In 1963, the world followed the first American Mount Everest Expedition, and watched as "Big Jim" Whittaker became the first American to stand on top of the world. He returned home a hero.
My Old Man and the Mountain is Leif Whittaker's engaging and humorous story of what it was like to "grow up Whittaker"―the youngest son of Jim Whittaker and Dianne Roberts, in an extended family of accomplished climbers. He shares glimpses of his upbringing and how the pressure to climb started early on. Readers learn of his first adventures with family in the Olympic Mountains and on Mount Rainier; his close yet at times competitive relationship with his brother Joss; his battle with a serious back injury; and his efforts to stand apart from his father's legacy. With wry honesty he depicts being a recent college grad, still living in his parents' home and trying to find a purpose in life―digging ditches, building houses, selling t-shirts to tourists―until a chance encounter leads to the opportunity to climb Everest, just like his father did.

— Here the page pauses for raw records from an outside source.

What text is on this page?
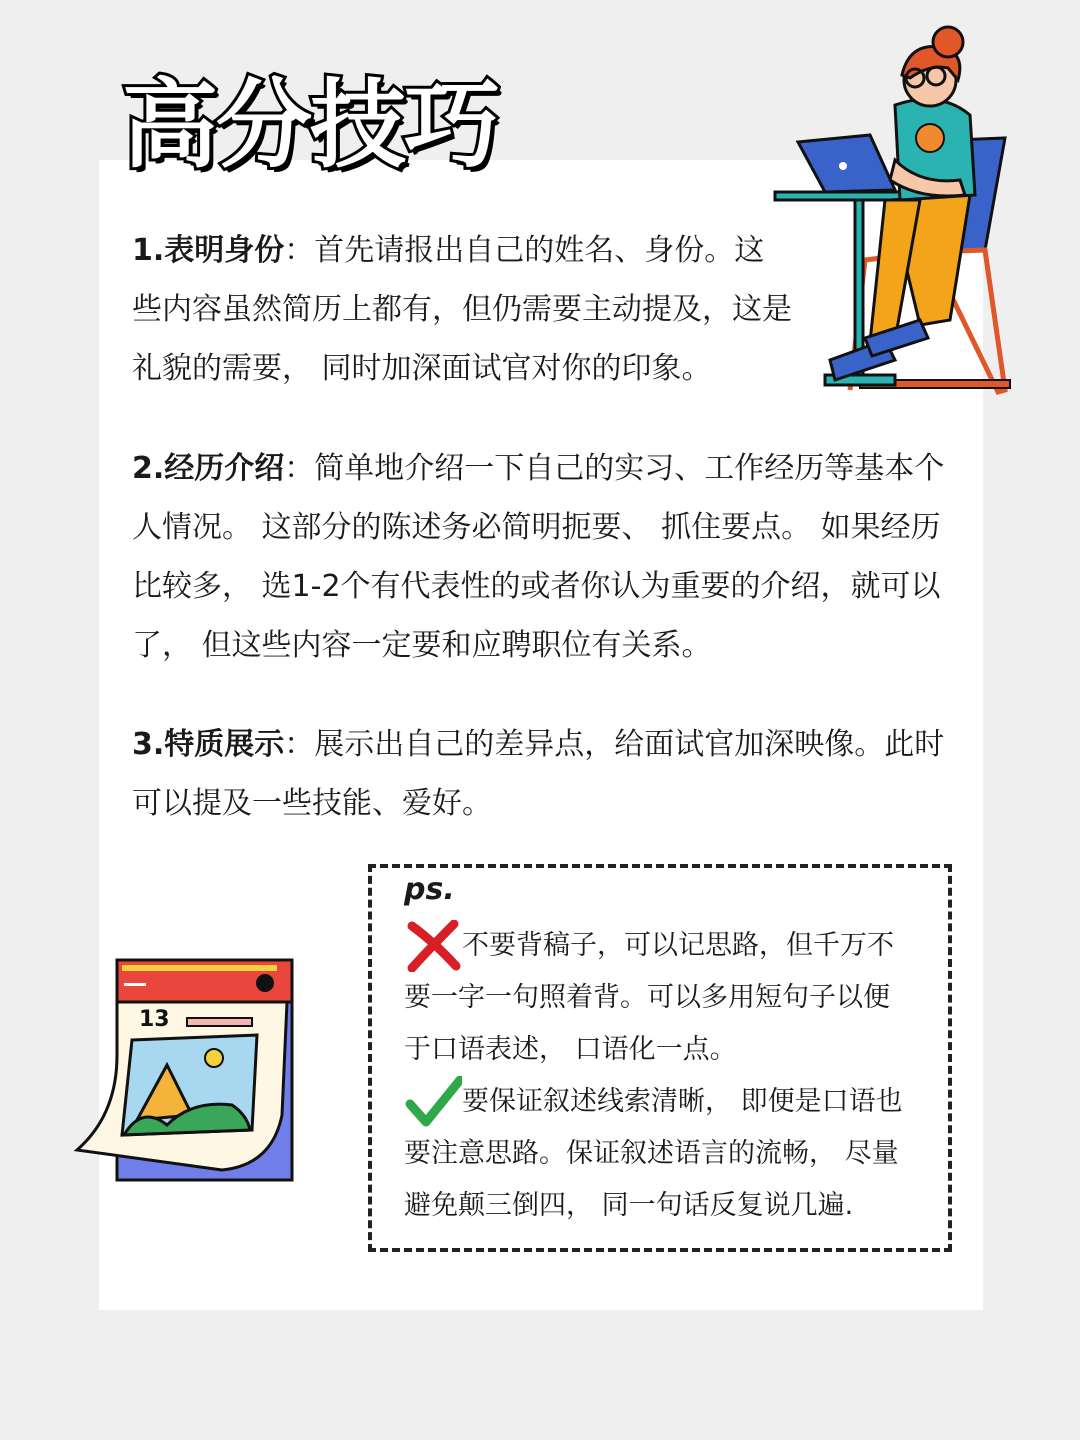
高分技巧

1.表明身份：首先请报出自己的姓名、身份。这些内容虽然简历上都有，但仍需要主动提及，这是礼貌的需要， 同时加深面试官对你的印象。

2.经历介绍：简单地介绍一下自己的实习、工作经历等基本个人情况。 这部分的陈述务必简明扼要、 抓住要点。 如果经历比较多， 选1-2个有代表性的或者你认为重要的介绍，就可以了， 但这些内容一定要和应聘职位有关系。

3.特质展示：展示出自己的差异点，给面试官加深映像。此时可以提及一些技能、爱好。

13
ps.

不要背稿子，可以记思路，但千万不要一字一句照着背。可以多用短句子以便于口语表述， 口语化一点。
要保证叙述线索清晰， 即便是口语也要注意思路。保证叙述语言的流畅， 尽量避免颠三倒四， 同一句话反复说几遍.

Leif heads to Nepal with all the excitement, irony, boredom, and trepidation that are part of high-altitude climbing. Well-known guides Dave Hahn and Melissa Arnot figure prominently in his story, as does "Big Jim." But Leif's story is not his father's story. It's a unique coming of age tale on the steep slopes of Everest and a climbing adventure that lights the imagination and fills an emotional human endeavor with universal meaning.
"Whittaker writes as he climbs mountains, with courage, grace, and a dash of humility. The result is an utterly compelling tale of a young man who bravely tackles two great challenges--one made of rock and ice and one made of doubts and fears. Its's a great read." --Daniel James Brown, author of The Boys in the Boat.
"Leif Whittaker, son of the first American to summit Everest, has given us a deliciously irreverent perspective on growing up in the shadow of a famous father, and how that journey helped shape a unique perspective on one young man's own relationship with a mountain...and a dad." --Tom Hornbein, author of Everest: The West Ridge.
"It might be easy to feel lost in the shadow of a father who was the first American to stand on top of Mount Everest. Leif Whittaker tells the unique story of finding his own identity--as a son, and as a climber--with humility, candor, and a wonderful sense of humor." --Brendan Leonard, author of Sixty Meters to Anywhere.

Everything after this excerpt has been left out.